Traducción de M.-A. Galmarini. Anagrama. Barcelona, 2013. 376 páginas. 22'90 euros

¿Qué es lo que impulsa a acumular objetos? ¿Se trata de una obsesión maníaca, de un acto compulsivo? ¿Cómo y por qué se empieza a amasar rarezas y tesoros? ¿Qué deseo secreto habita en el interior del coleccionista?... Estas preguntas -entre otras muchas- sobrevuelan este apasionante libro, un viaje a través del coleccionismo o, lo que viene a ser lo mismo, de la historia de la invención y el origen de los museos y bibliotecas. Y, por extensión, de la organización del saber y la construcción de la cultura.

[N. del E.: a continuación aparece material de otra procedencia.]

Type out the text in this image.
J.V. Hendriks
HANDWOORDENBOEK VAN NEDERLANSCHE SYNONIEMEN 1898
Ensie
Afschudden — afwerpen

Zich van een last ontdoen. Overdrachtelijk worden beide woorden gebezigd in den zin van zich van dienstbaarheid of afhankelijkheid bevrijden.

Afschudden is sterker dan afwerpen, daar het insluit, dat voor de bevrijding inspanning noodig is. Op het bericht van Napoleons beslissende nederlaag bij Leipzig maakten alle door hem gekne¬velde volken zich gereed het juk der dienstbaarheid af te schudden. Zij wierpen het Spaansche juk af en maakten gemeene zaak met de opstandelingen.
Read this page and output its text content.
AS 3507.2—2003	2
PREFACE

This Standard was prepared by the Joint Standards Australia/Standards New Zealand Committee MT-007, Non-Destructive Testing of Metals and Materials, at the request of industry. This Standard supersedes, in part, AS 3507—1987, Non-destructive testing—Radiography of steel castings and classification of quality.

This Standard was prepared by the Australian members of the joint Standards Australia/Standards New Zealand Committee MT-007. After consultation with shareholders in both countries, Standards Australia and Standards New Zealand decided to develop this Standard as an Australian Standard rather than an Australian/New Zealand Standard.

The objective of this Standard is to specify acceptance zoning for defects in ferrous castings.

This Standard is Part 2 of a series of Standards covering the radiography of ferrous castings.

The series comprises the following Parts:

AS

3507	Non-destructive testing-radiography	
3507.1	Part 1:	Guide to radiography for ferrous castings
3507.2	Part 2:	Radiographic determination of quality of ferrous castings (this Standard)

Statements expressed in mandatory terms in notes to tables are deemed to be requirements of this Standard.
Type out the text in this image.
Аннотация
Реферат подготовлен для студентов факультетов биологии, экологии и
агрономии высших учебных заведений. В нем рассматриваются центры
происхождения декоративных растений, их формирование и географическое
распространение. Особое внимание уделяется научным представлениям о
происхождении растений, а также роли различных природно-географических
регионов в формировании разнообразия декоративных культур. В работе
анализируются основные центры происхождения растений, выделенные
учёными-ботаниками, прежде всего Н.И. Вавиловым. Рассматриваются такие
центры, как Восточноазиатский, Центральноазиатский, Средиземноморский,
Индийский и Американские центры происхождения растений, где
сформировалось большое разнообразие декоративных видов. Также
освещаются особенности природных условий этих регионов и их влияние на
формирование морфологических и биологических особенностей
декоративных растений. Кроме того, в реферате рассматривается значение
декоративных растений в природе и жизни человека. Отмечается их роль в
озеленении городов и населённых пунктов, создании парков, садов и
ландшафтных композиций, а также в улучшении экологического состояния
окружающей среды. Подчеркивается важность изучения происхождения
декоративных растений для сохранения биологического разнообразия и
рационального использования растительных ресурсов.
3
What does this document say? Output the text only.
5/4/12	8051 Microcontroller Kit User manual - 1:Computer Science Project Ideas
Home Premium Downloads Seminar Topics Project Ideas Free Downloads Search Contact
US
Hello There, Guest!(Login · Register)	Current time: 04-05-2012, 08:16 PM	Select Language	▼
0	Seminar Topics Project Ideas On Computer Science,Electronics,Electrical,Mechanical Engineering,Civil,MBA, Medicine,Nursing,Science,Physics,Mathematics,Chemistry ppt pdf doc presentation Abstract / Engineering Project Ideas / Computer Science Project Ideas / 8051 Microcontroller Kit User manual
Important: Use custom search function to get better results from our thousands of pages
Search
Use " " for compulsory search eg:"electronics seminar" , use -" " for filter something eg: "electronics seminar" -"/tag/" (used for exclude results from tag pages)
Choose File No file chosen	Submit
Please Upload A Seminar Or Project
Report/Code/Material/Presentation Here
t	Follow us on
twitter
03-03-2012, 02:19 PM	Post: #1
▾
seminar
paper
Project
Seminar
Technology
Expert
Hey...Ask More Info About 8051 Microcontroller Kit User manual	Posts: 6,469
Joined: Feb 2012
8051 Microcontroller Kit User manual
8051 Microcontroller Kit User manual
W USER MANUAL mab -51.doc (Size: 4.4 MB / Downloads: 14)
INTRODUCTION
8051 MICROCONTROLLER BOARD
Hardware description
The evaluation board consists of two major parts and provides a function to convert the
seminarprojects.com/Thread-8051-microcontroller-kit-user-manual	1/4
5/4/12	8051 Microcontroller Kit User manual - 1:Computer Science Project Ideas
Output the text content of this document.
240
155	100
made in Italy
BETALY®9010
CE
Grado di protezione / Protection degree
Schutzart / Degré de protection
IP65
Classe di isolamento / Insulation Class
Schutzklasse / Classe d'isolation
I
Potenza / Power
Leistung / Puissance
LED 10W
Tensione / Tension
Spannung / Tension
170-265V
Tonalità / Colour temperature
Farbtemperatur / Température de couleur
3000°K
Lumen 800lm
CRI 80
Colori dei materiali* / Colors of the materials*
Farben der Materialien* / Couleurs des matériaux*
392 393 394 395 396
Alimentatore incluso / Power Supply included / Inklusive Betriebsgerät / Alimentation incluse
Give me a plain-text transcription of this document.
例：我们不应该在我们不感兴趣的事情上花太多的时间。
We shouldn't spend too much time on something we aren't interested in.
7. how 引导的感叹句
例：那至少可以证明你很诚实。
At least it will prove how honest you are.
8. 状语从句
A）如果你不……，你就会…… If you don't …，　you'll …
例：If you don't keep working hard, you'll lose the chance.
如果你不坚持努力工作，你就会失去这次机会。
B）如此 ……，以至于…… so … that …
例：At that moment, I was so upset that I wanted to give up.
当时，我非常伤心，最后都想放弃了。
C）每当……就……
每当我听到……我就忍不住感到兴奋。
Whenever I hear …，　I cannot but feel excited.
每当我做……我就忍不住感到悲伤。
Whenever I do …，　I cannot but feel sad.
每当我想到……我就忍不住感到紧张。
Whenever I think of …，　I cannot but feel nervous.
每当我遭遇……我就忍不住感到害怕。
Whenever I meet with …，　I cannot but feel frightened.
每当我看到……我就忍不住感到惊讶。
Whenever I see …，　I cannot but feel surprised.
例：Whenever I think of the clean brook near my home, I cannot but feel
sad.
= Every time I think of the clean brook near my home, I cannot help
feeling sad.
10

Philipp Blom (Hamburgo, 1970), historiador y periodista de notable proyección, no realiza una aproximación histórica o lineal, sino más bien una reflexión en torno a determinadas ideas y comportamientos con el objeto de iluminar por dentro esta práctica, muchas veces incomprendida y anatemizada. En su texto coexisten multitud de relatos, pero su interés se centra especialmente en una tradición oculta o, al menos, marginada por la Ilustración y el racionalismo. Ciertamente, el museo nacional surge con la Revolución Francesa. En el Siglo de las Luces las colecciones se empiezan a especializar, se sistematizan metódicamente y se ordenan por escuelas y según criterios cronológicos. Éste es el museo o colección modernos que hemos conocido. Una manera de entender la cultura que, sin embargo, suplanta, haciéndola desaparecer, otra tradición o modelo de conocimiento más antiguo, que podemos denominar vagamente como cultura de la curiosidad.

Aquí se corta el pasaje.